Von Walter Schumann

Aufgepaßt! Der einundsechzigjährige Bauer aus Ostpreußen, der in der Kriegsendphase als Volkssturmmann eingesetzt war, breitet die Arme aus und fängt den acht Pfund schweren Medizinball, der ihm aus zehn Meter Entfernung zufliegt. Das schußverletzte rechte Handgelenk schmerzt. Der Versehrte beißt die Zähne zusammen. „Wie du mir, so ich dir!“ Er dreht sich um und wirft den Ball rücklings über den Kopf dem Partner zu.
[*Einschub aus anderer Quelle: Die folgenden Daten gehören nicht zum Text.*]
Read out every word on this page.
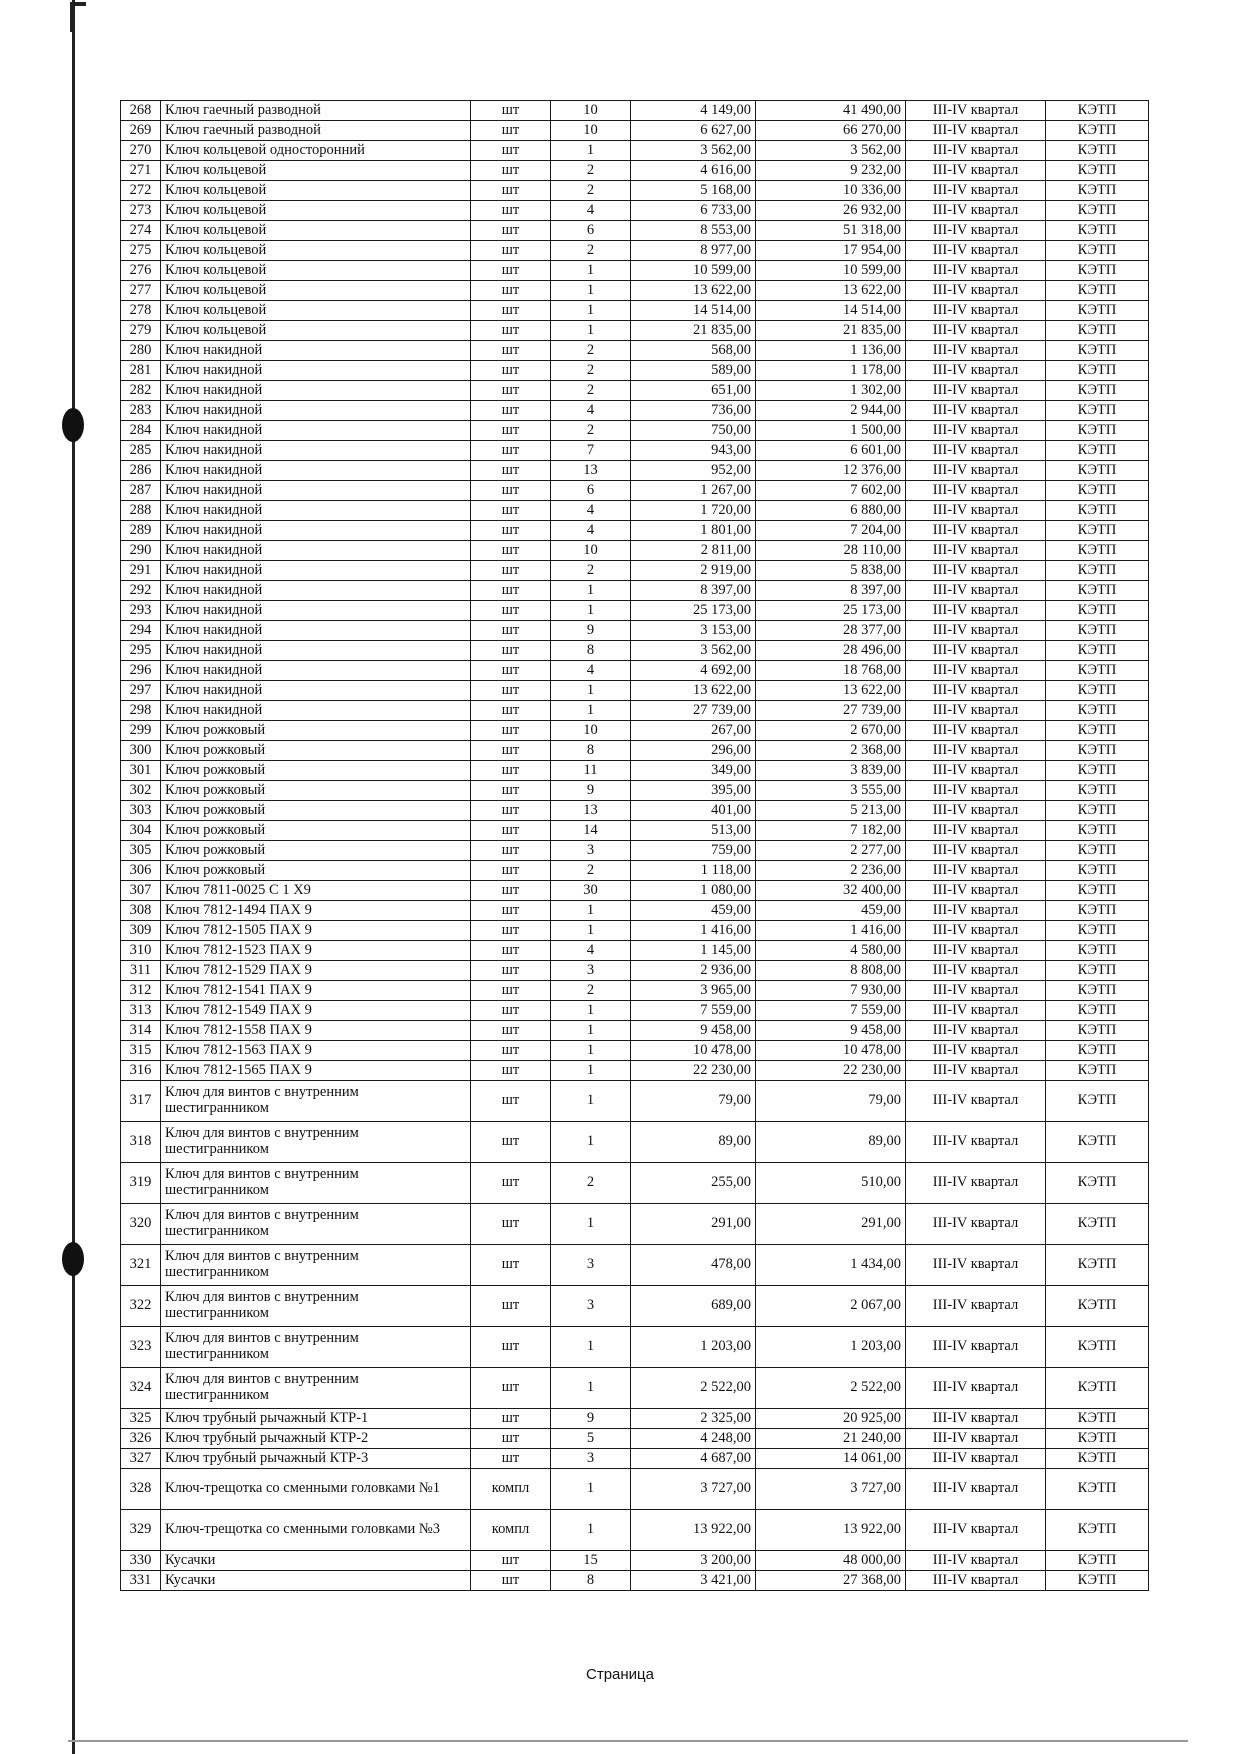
268	Ключ гаечный разводной	шт	10	4 149,00	41 490,00	III-IV квартал	КЭТП
269	Ключ гаечный разводной	шт	10	6 627,00	66 270,00	III-IV квартал	КЭТП
270	Ключ кольцевой односторонний	шт	1	3 562,00	3 562,00	III-IV квартал	КЭТП
271	Ключ кольцевой	шт	2	4 616,00	9 232,00	III-IV квартал	КЭТП
272	Ключ кольцевой	шт	2	5 168,00	10 336,00	III-IV квартал	КЭТП
273	Ключ кольцевой	шт	4	6 733,00	26 932,00	III-IV квартал	КЭТП
274	Ключ кольцевой	шт	6	8 553,00	51 318,00	III-IV квартал	КЭТП
275	Ключ кольцевой	шт	2	8 977,00	17 954,00	III-IV квартал	КЭТП
276	Ключ кольцевой	шт	1	10 599,00	10 599,00	III-IV квартал	КЭТП
277	Ключ кольцевой	шт	1	13 622,00	13 622,00	III-IV квартал	КЭТП
278	Ключ кольцевой	шт	1	14 514,00	14 514,00	III-IV квартал	КЭТП
279	Ключ кольцевой	шт	1	21 835,00	21 835,00	III-IV квартал	КЭТП
280	Ключ накидной	шт	2	568,00	1 136,00	III-IV квартал	КЭТП
281	Ключ накидной	шт	2	589,00	1 178,00	III-IV квартал	КЭТП
282	Ключ накидной	шт	2	651,00	1 302,00	III-IV квартал	КЭТП
283	Ключ накидной	шт	4	736,00	2 944,00	III-IV квартал	КЭТП
284	Ключ накидной	шт	2	750,00	1 500,00	III-IV квартал	КЭТП
285	Ключ накидной	шт	7	943,00	6 601,00	III-IV квартал	КЭТП
286	Ключ накидной	шт	13	952,00	12 376,00	III-IV квартал	КЭТП
287	Ключ накидной	шт	6	1 267,00	7 602,00	III-IV квартал	КЭТП
288	Ключ накидной	шт	4	1 720,00	6 880,00	III-IV квартал	КЭТП
289	Ключ накидной	шт	4	1 801,00	7 204,00	III-IV квартал	КЭТП
290	Ключ накидной	шт	10	2 811,00	28 110,00	III-IV квартал	КЭТП
291	Ключ накидной	шт	2	2 919,00	5 838,00	III-IV квартал	КЭТП
292	Ключ накидной	шт	1	8 397,00	8 397,00	III-IV квартал	КЭТП
293	Ключ накидной	шт	1	25 173,00	25 173,00	III-IV квартал	КЭТП
294	Ключ накидной	шт	9	3 153,00	28 377,00	III-IV квартал	КЭТП
295	Ключ накидной	шт	8	3 562,00	28 496,00	III-IV квартал	КЭТП
296	Ключ накидной	шт	4	4 692,00	18 768,00	III-IV квартал	КЭТП
297	Ключ накидной	шт	1	13 622,00	13 622,00	III-IV квартал	КЭТП
298	Ключ накидной	шт	1	27 739,00	27 739,00	III-IV квартал	КЭТП
299	Ключ рожковый	шт	10	267,00	2 670,00	III-IV квартал	КЭТП
300	Ключ рожковый	шт	8	296,00	2 368,00	III-IV квартал	КЭТП
301	Ключ рожковый	шт	11	349,00	3 839,00	III-IV квартал	КЭТП
302	Ключ рожковый	шт	9	395,00	3 555,00	III-IV квартал	КЭТП
303	Ключ рожковый	шт	13	401,00	5 213,00	III-IV квартал	КЭТП
304	Ключ рожковый	шт	14	513,00	7 182,00	III-IV квартал	КЭТП
305	Ключ рожковый	шт	3	759,00	2 277,00	III-IV квартал	КЭТП
306	Ключ рожковый	шт	2	1 118,00	2 236,00	III-IV квартал	КЭТП
307	Ключ 7811-0025 С 1 Х9	шт	30	1 080,00	32 400,00	III-IV квартал	КЭТП
308	Ключ 7812-1494 ПАХ 9	шт	1	459,00	459,00	III-IV квартал	КЭТП
309	Ключ 7812-1505 ПАХ 9	шт	1	1 416,00	1 416,00	III-IV квартал	КЭТП
310	Ключ 7812-1523 ПАХ 9	шт	4	1 145,00	4 580,00	III-IV квартал	КЭТП
311	Ключ 7812-1529 ПАХ 9	шт	3	2 936,00	8 808,00	III-IV квартал	КЭТП
312	Ключ 7812-1541 ПАХ 9	шт	2	3 965,00	7 930,00	III-IV квартал	КЭТП
313	Ключ 7812-1549 ПАХ 9	шт	1	7 559,00	7 559,00	III-IV квартал	КЭТП
314	Ключ 7812-1558 ПАХ 9	шт	1	9 458,00	9 458,00	III-IV квартал	КЭТП
315	Ключ 7812-1563 ПАХ 9	шт	1	10 478,00	10 478,00	III-IV квартал	КЭТП
316	Ключ 7812-1565 ПАХ 9	шт	1	22 230,00	22 230,00	III-IV квартал	КЭТП
317	Ключ для винтов с внутренним шестигранником	шт	1	79,00	79,00	III-IV квартал	КЭТП
318	Ключ для винтов с внутренним шестигранником	шт	1	89,00	89,00	III-IV квартал	КЭТП
319	Ключ для винтов с внутренним шестигранником	шт	2	255,00	510,00	III-IV квартал	КЭТП
320	Ключ для винтов с внутренним шестигранником	шт	1	291,00	291,00	III-IV квартал	КЭТП
321	Ключ для винтов с внутренним шестигранником	шт	3	478,00	1 434,00	III-IV квартал	КЭТП
322	Ключ для винтов с внутренним шестигранником	шт	3	689,00	2 067,00	III-IV квартал	КЭТП
323	Ключ для винтов с внутренним шестигранником	шт	1	1 203,00	1 203,00	III-IV квартал	КЭТП
324	Ключ для винтов с внутренним шестигранником	шт	1	2 522,00	2 522,00	III-IV квартал	КЭТП
325	Ключ трубный рычажный КТР-1	шт	9	2 325,00	20 925,00	III-IV квартал	КЭТП
326	Ключ трубный рычажный КТР-2	шт	5	4 248,00	21 240,00	III-IV квартал	КЭТП
327	Ключ трубный рычажный КТР-3	шт	3	4 687,00	14 061,00	III-IV квартал	КЭТП
328	Ключ-трещотка со сменными головками №1	компл	1	3 727,00	3 727,00	III-IV квартал	КЭТП
329	Ключ-трещотка со сменными головками №3	компл	1	13 922,00	13 922,00	III-IV квартал	КЭТП
330	Кусачки	шт	15	3 200,00	48 000,00	III-IV квартал	КЭТП
331	Кусачки	шт	8	3 421,00	27 368,00	III-IV квартал	КЭТП
Страница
Zwanzig Gelenkverletzte spielen in der Turnhalle des Hilfskrankenhauses Hamburg-Ohlstedt, üben sich im „Butterwiegen“ und „Fingerhakeln“, klammern sich an Leitersprossen und lassen die Beine baumeln. Dann stellen sie sich mit zwei Meter Abstand im Kreis auf und werfen sich in schnellem Tempo die Bälle zu. Dem großen, gewichtigen Medizinball folgt ein winziger, federleichter Zelluloidball, diesem ein Kindskopfgroßer Gummiball, ein Schlag-, ein Tennisball. Zwischendurch muß als widerspenstiges „enfant terrible“ ein armlangen Holzstab tanzen, der die greifenden Hände eigenwillig umfliegt und putzelbaumschießend in die Kniekehlen hüpft.

Man lacht Man johlt. Die Schwere des Unglücks und die Schwere der Zeit scheinen vergessen. Im Spiel werden die Schmerzen beiseite, geschoben. Und unmerklich werden Finger-, Hand-, Ellbogen- und Schultergelenke wieder biegsam und geschmeidig. Massagen, Bestrahlungen, und sonstige Wiederherstellungsbchandlungen tun, das übrige.

„Als ich im Oktober hierherkam, war die Hand unbeweglich“, sagt der ostpreußische Bauer Ohmke. „Heute kann ich schon graben und harken. Wenns so weitergeht, und wenn ich die Gelegenheit haben sollte, werde ich bald wieder Bauer spielen. Leider nicht auf dem eigenen Hof. Der liegt bei Tilsit.“

Der einundvierzigjährige Straßenbahnschaffner Hermann Stieler aus Leipzig hat im Januar 1945 bei Insterburg beide Füße verloren. Die Beine sind in den Unterschenkeln amputiert. „Ich werde wieder Straßenbahnschaffner. Unten in der Turnhalle tanzen Versehrte ohne Beine Tango und Boston. Sie fahren auch Rad und klettern über hohe Stehleitern. Das ist viel schwieriger als den Straßenbahnschaffner machen. Wenn ich bloß die Prothesen erst hätte! Seit neun Monaten warte ich darauf. Wenn ich Zigaretten hätte! Nichtraucher werden schneller bedient...“

Der sechsundzwanzigjährige Polizeiassistent Horst Thomas aus Breslau ist der Prototyp personifizierter Lebensbejahung.